Les employeurs et les consommateurs adoptent alors le mode de communication propre aux régressifs psychopathes : ils geignent, se plaignent et se présentent comme victimes. La pensée victimaire fonctionne comme un dispositif assertif : non seulement une réalité considérée comme problématique doit avoir un responsable, un coupable mais celui qui dénonce son « bourreau » s'exempte de toute responsabilité personnelle dans sa situation propre. Face à la nécessaire psychopathie des premiers âges – nécessaire car elle permet de dépasser la fragilité humaine originelle en appelant des tiers à l'aide, sans complexe, sans limite, sans peur de déranger ou de heurter la bienséance – l'éducation fait intégrer à l'enfant la représentation de l’irréductible altérité subjective. C'est alors, dans un monde de sujets libres et puissants, un enfant libre et puissant qui pourra interagir avec des pairs, vivre le plaisir de la rencontre et du désir, la difficulté de l'adversité, la possibilité de l'action. C'est bien cette rencontre et ce désir dont les consommateurs, dont les employeurs sont orphelins. Le manque d'interaction, de plaisir ou de désir avec l'autre crée un manque … que la logique de consommation permet de pallier. Sous cet aspect, la consommation et le fait d'employer des gens soumis, terrorisés, réifiés, est une forme de libido et de plaisir déviante au sens strict, c'est un palliatif à des pulsions plus fondamentales, un détournement de ces pulsions sur des objets de substitution.



La situation des consommateurs et des employeurs, la situation de socialisation et de libido de substitution correspond en termes logiques à un subparadoxe. Le recours à l'objet de substitution dans une situation donnée rend sa négation impossible. On ne peut retrouver sa libido, sa puissance et son plaisir si l'on occupe le terrain par de savantes (et régressives) substitutions. Les substitutions permettent de rendre l'impossible habitable et ferment la porte de la dialectique par sa négativité.
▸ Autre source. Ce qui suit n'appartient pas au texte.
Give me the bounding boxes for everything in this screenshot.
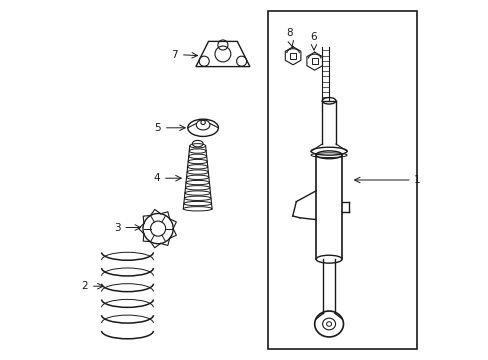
Text: 7: 7 [171, 50, 178, 60]
Bar [267, 11, 416, 349]
Text: 6: 6 [310, 32, 317, 42]
Text: 1: 1 [413, 175, 420, 185]
Text: 8: 8 [285, 28, 292, 38]
Text: 4: 4 [153, 173, 160, 183]
Text: 2: 2 [81, 281, 88, 291]
Text: 3: 3 [113, 222, 120, 233]
Text: 5: 5 [154, 123, 161, 133]
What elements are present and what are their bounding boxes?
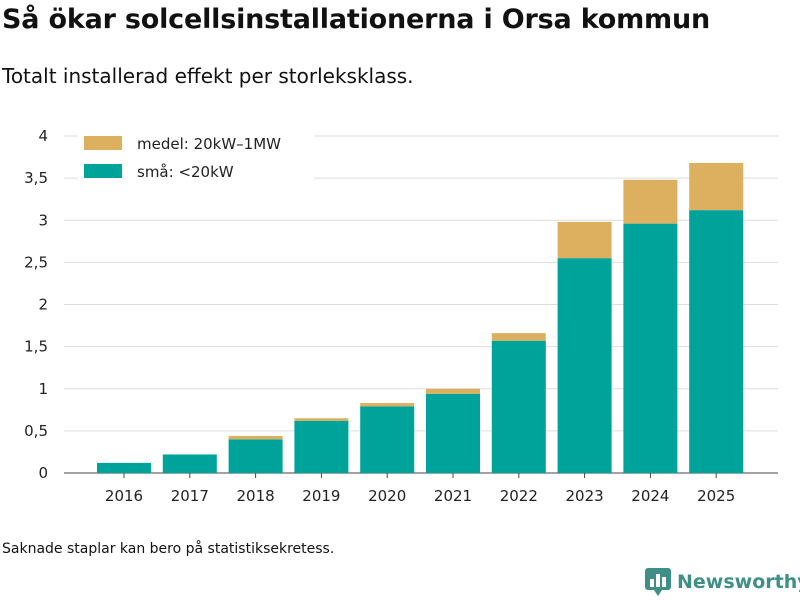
x-tick-label: 2018 xyxy=(237,487,275,505)
bar-medium xyxy=(623,179,678,224)
x-tick-label: 2023 xyxy=(566,487,604,505)
legend-label: små: <20kW xyxy=(137,163,234,181)
bar-small xyxy=(689,210,744,473)
bar-small xyxy=(426,393,480,473)
bar-medium xyxy=(557,221,612,259)
x-tick-label: 2017 xyxy=(171,487,209,505)
bar-chart-logo-icon xyxy=(645,568,671,596)
bar-small xyxy=(491,340,546,473)
y-tick-label: 4 xyxy=(38,127,48,145)
y-tick-label: 2,5 xyxy=(24,253,48,271)
bar-medium xyxy=(689,162,744,211)
page-subtitle: Totalt installerad effekt per storlekskl… xyxy=(2,64,414,88)
y-tick-label: 0,5 xyxy=(24,422,48,440)
x-tick-label: 2025 xyxy=(697,487,735,505)
x-tick-label: 2022 xyxy=(500,487,538,505)
y-tick-label: 1 xyxy=(38,380,48,398)
brand-name: Newsworthy xyxy=(677,571,800,593)
y-tick-label: 0 xyxy=(38,464,48,482)
y-tick-label: 2 xyxy=(38,296,48,314)
x-tick-label: 2019 xyxy=(302,487,340,505)
x-tick-label: 2024 xyxy=(631,487,669,505)
x-tick-label: 2016 xyxy=(105,487,143,505)
y-tick-label: 3 xyxy=(38,211,48,229)
bar-small xyxy=(557,258,612,473)
y-tick-label: 3,5 xyxy=(24,169,48,187)
brand-logo[interactable]: Newsworthy xyxy=(645,568,800,596)
legend-swatch-medium xyxy=(84,136,122,150)
bar-small xyxy=(97,462,151,473)
page-title: Så ökar solcellsinstallationerna i Orsa … xyxy=(2,4,710,35)
bar-small xyxy=(228,439,283,473)
footnote: Saknade staplar kan bero på statistiksek… xyxy=(2,541,335,557)
legend-swatch-small xyxy=(84,164,122,178)
legend-label: medel: 20kW–1MW xyxy=(137,135,281,153)
bar-medium xyxy=(426,388,480,394)
bar-small xyxy=(360,406,415,473)
bar-small xyxy=(294,420,349,473)
bar-medium xyxy=(491,333,546,341)
bar-small xyxy=(162,454,217,473)
x-tick-label: 2020 xyxy=(368,487,406,505)
x-tick-label: 2021 xyxy=(434,487,472,505)
bar-medium xyxy=(294,418,349,421)
bar-medium xyxy=(228,435,283,440)
bar-small xyxy=(623,223,678,473)
bar-medium xyxy=(360,403,415,407)
y-tick-label: 1,5 xyxy=(24,338,48,356)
Ceci n'est pas sans conséquence sur le champ social. Son atrophie a été diagnostiquée par Baudrillard17. Pour le sémiologue, le social n'existe déjà plus, même sous la forme du spectacle que décrivait Debord. Nous dirons que le social se survit dans son impossibilité faute de négation, de dialectique, nous dirons que le social vit dans sa violence. Du reste, il est aberrant et ne disparaît pas parce qu'il est subparadoxal : sa négation est impossible, ce qui empêche tout dynamisme. La pérennité, l'existence du social même sont formulées sous forme d'hypothèses parmi d'autres. Pour autant, il nous faut voir ce qui peut survivre à la fin du social – c'est-à-dire pas grand-chose – et admettre que, comme les formes d'individuation sociales n'ont pas disparu mais ont été substituées à des ersatz, le social lui-même n'a pas disparu mais a été substitué à des « déviances » sociales, à des objets de substitution. Pour le dire comme Baudrillard, c'est Le Pen qui polarise le sens du politique, qui fait exister le politique comme n'étant pas Le Pen, et, en tant que tel, l'objet politique Le Pen sert de substitut ultime, de « déviance » politique au politique – et, en tant que « politique déviante » empêche l'avènement d'une négativité politique porteuse de dialectique, d'évolution politique.